In Kenya, land ownership related fraud is a big thing. As recently as 2015, pupils of a public primary school in the country's capital, Nairobi, were tear-gassed as they protested a land-grabbing attempt on their school playground by a top hotel. A truly sad day in Kenya's recent history. According to reports, the land grab attempt that led to a confrontation between school kids and police was a result of the school not having a "valid" title deed.
The sad encounter led to the formation of a pressure group called Shule Yangu Alliance. The group claims that it aims to have ten thousand schools around the country issued title deeds for the land they're built on and to have fences put up around five thousand schools. In response to the land grabbing crisis, Kenya's government has set up a special team that answers to Mr. Muchuru. The team believes in the idea of a shared database blockchain being integrated into or replacing their current system.
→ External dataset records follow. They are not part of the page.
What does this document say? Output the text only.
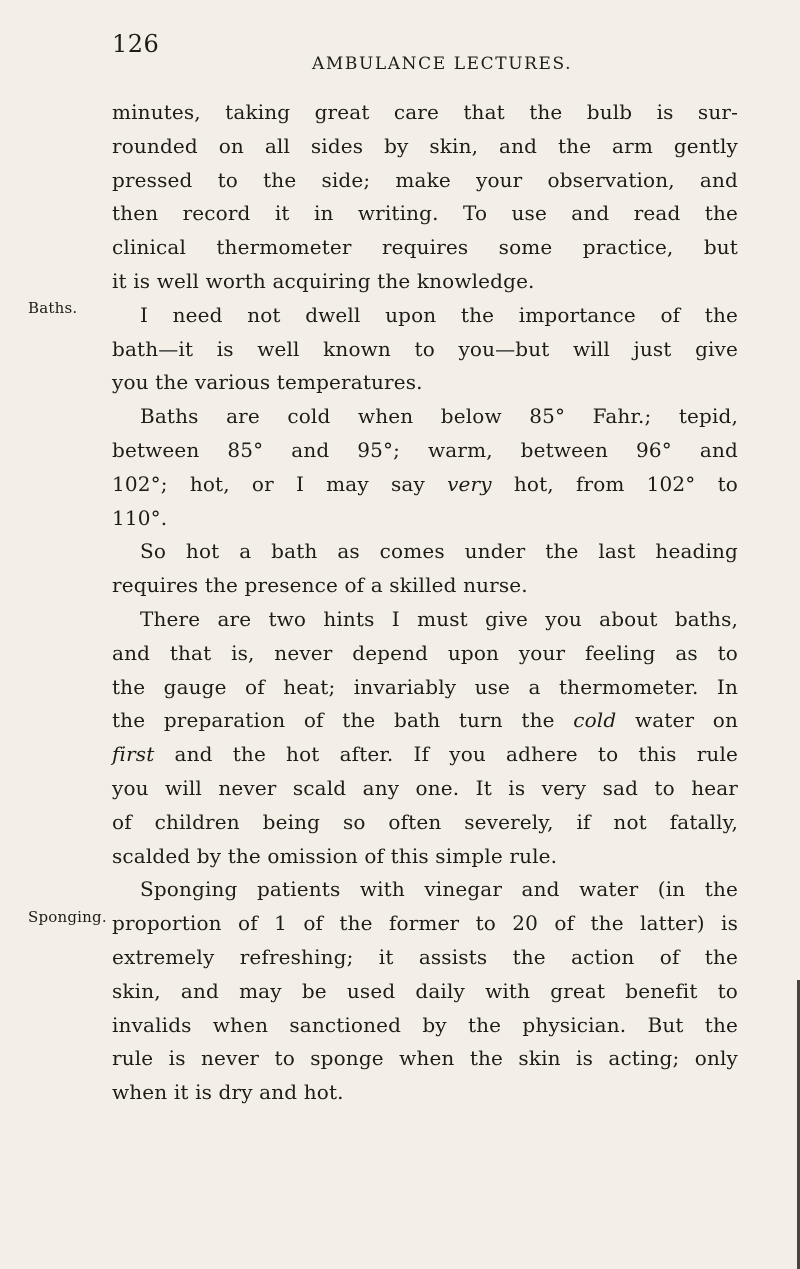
126
AMBULANCE LECTURES.
Baths.
Sponging.
minutes, taking great care that the bulb is sur-
rounded on all sides by skin, and the arm gently
pressed to the side; make your observation, and
then record it in writing. To use and read the
clinical thermometer requires some practice, but
it is well worth acquiring the knowledge.
I need not dwell upon the importance of the
bath—it is well known to you—but will just give
you the various temperatures.
Baths are cold when below 85° Fahr.; tepid,
between 85° and 95°; warm, between 96° and
102°; hot, or I may say very hot, from 102° to
110°.
So hot a bath as comes under the last heading
requires the presence of a skilled nurse.
There are two hints I must give you about baths,
and that is, never depend upon your feeling as to
the gauge of heat; invariably use a thermometer. In
the preparation of the bath turn the cold water on
first and the hot after. If you adhere to this rule
you will never scald any one. It is very sad to hear
of children being so often severely, if not fatally,
scalded by the omission of this simple rule.
Sponging patients with vinegar and water (in the
proportion of 1 of the former to 20 of the latter) is
extremely refreshing; it assists the action of the
skin, and may be used daily with great benefit to
invalids when sanctioned by the physician. But the
rule is never to sponge when the skin is acting; only
when it is dry and hot.
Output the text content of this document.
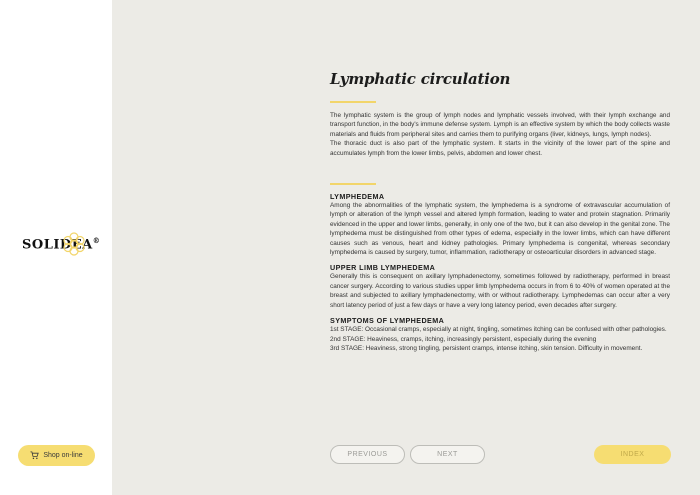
SOLIDEA®
Shop on-line
Lymphatic circulation

The lymphatic system is the group of lymph nodes and lymphatic vessels involved, with their lymph exchange and transport function, in the body's immune defense system. Lymph is an effective system by which the body collects waste materials and fluids from peripheral sites and carries them to purifying organs (liver, kidneys, lungs, lymph nodes).

The thoracic duct is also part of the lymphatic system. It starts in the vicinity of the lower part of the spine and accumulates lymph from the lower limbs, pelvis, abdomen and lower chest.

LYMPHEDEMA

Among the abnormalities of the lymphatic system, the lymphedema is a syndrome of extravascular accumulation of lymph or alteration of the lymph vessel and altered lymph formation, leading to water and protein stagnation. Primarily evidenced in the upper and lower limbs, generally, in only one of the two, but it can also develop in the genital zone. The lymphedema must be distinguished from other types of edema, especially in the lower limbs, which can have different causes such as venous, heart and kidney pathologies. Primary lymphedema is congenital, whereas secondary lymphedema is caused by surgery, tumor, inflammation, radiotherapy or osteoarticular disorders in advanced stage.

UPPER LIMB LYMPHEDEMA

Generally this is consequent on axillary lymphadenectomy, sometimes followed by radiotherapy, performed in breast cancer surgery. According to various studies upper limb lymphedema occurs in from 6 to 40% of women operated at the breast and subjected to axillary lymphadenectomy, with or without radiotherapy. Lymphedemas can occur after a very short latency period of just a few days or have a very long latency period, even decades after surgery.

SYMPTOMS OF LYMPHEDEMA

1st STAGE: Occasional cramps, especially at night, tingling, sometimes itching can be confused with other pathologies.

2nd STAGE: Heaviness, cramps, itching, increasingly persistent, especially during the evening

3rd STAGE: Heaviness, strong tingling, persistent cramps, intense itching, skin tension. Difficulty in movement.

PREVIOUS	NEXT	INDEX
According to him and possibly many others who've heard of the technology, an implementation of blockchain technology would provide security, transparency, and efficiency to the current system. One Caine Wanjau, a technology official at Twiga Foods(food distribution company), seems to agree.
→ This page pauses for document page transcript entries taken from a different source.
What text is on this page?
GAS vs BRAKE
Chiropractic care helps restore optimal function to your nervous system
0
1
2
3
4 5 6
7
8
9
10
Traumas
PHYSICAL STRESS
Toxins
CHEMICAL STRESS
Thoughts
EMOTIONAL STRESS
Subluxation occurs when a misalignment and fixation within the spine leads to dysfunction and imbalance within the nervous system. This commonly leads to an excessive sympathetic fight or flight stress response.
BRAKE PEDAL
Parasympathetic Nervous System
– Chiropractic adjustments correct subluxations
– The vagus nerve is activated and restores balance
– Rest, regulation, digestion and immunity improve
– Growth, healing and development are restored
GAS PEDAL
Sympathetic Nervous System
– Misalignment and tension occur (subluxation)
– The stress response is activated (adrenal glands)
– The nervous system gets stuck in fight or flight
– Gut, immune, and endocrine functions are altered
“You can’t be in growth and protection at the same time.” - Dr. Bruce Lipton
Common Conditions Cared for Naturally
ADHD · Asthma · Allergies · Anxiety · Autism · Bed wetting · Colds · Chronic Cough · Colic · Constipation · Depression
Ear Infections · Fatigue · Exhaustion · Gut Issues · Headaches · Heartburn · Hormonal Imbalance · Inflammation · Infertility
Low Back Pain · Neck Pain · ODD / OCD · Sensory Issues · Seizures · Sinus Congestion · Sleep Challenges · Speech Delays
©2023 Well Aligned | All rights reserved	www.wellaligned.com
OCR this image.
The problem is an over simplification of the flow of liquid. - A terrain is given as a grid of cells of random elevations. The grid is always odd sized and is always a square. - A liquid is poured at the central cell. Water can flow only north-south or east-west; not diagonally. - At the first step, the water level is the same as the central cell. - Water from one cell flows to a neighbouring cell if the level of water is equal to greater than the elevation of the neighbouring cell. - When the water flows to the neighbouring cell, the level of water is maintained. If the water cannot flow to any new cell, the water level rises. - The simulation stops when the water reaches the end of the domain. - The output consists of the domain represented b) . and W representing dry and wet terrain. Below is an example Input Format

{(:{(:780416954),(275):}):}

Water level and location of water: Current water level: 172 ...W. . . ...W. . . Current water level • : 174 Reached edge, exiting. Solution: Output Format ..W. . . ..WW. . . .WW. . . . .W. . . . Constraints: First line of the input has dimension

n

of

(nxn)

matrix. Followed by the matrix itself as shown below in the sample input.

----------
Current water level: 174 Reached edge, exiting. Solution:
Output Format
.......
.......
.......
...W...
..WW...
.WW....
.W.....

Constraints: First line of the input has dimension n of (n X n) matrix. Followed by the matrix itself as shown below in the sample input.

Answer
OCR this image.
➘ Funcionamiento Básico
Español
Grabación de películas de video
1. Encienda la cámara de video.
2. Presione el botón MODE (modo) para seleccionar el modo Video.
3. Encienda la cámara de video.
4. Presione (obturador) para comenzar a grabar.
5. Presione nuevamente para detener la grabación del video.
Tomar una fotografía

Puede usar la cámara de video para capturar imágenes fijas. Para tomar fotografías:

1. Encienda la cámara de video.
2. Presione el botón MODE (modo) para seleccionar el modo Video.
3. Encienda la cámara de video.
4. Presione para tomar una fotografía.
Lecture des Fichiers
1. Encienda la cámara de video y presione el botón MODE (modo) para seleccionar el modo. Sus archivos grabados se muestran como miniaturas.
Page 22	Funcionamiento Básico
"In a relationship where two parties don't trust each other, then blockchain makes sense."
As with most instances where change occurs, there will be some doubters. One noteworthy cause of concern is the recent scandal involving a British company, Cambridge Atalantica. The company is accused of using peoples' personal information, taken off Facebook without consent and using it in a micro-targeting election campaign.
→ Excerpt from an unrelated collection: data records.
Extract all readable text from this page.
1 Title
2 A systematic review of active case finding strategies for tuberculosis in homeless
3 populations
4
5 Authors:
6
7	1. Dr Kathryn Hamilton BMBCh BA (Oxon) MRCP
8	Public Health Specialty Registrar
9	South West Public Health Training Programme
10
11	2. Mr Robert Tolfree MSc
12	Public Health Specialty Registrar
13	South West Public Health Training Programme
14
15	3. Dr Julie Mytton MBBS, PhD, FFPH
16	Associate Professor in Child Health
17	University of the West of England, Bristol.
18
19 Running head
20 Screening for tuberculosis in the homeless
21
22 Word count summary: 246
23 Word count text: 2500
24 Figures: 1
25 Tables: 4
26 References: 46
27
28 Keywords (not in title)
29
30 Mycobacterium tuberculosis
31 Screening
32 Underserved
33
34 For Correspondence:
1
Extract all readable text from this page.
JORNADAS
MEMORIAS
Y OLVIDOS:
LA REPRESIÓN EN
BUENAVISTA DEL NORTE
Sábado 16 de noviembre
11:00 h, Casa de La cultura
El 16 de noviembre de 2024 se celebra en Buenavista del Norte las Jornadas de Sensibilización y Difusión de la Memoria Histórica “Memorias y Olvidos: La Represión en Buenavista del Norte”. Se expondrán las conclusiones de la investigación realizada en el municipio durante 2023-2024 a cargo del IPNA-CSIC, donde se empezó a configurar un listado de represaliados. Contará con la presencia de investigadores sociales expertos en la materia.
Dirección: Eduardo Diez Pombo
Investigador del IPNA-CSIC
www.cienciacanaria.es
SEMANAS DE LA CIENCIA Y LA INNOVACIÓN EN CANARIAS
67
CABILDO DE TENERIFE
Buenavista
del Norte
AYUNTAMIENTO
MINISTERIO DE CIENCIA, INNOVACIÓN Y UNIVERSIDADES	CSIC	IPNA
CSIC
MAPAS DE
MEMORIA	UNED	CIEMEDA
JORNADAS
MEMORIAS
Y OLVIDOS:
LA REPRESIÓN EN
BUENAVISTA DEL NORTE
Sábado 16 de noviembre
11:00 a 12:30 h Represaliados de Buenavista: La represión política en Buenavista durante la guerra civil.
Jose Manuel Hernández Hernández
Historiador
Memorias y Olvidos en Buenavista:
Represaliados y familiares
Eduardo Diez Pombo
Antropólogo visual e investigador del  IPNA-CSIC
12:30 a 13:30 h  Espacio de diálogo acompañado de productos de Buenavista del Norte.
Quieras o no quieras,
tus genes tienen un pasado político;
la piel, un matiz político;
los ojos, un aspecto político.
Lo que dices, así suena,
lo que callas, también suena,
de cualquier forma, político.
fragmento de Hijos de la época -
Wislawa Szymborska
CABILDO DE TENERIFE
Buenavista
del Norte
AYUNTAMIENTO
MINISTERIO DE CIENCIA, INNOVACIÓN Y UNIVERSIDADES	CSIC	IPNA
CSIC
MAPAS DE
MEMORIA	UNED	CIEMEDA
With Kenya's government yet to pass the law that gives unambiguous protection of one's privacy. Mr. Muchuru, a man who joined the government after leaving Google, believes that the absence of laws (in cryptocurrency )creates a great opportunity for innovation. Mr. Muchuru has also been very open about his support for trading in Bitcoin, this even after it was described as a giant Ponzi scheme by the countries, central bank governor and others across the globe.
The state official and his team believe that it be disadvantageous for the country that is nicknamed the "Silicon Savannah" not to invest in new technologies now.
"We already have people who are writing software for autonomous drones and experimenting with Artificial Intelligence and that number will only grow," he says.
"We want to be the freelancing headquarters of the world,"
Chairman of the special team, Bitange Ndemo, told the BBC,
"We missed the internet wave, caught up with mobile technology. blockchain is the next wave - and we must be part of it,"
The overall idea brought forward by Mr. Muchuru and his team is a good one. Blockchain has been hyped as a solution to a lot of problems throughout Africa, though a working example, on the other hand, is yet to be seen. It is clear that Muchuru and some other Kenyans believe that blockchain technology could be one of the tools for them to become Africa's technology hub. Now isn't that something?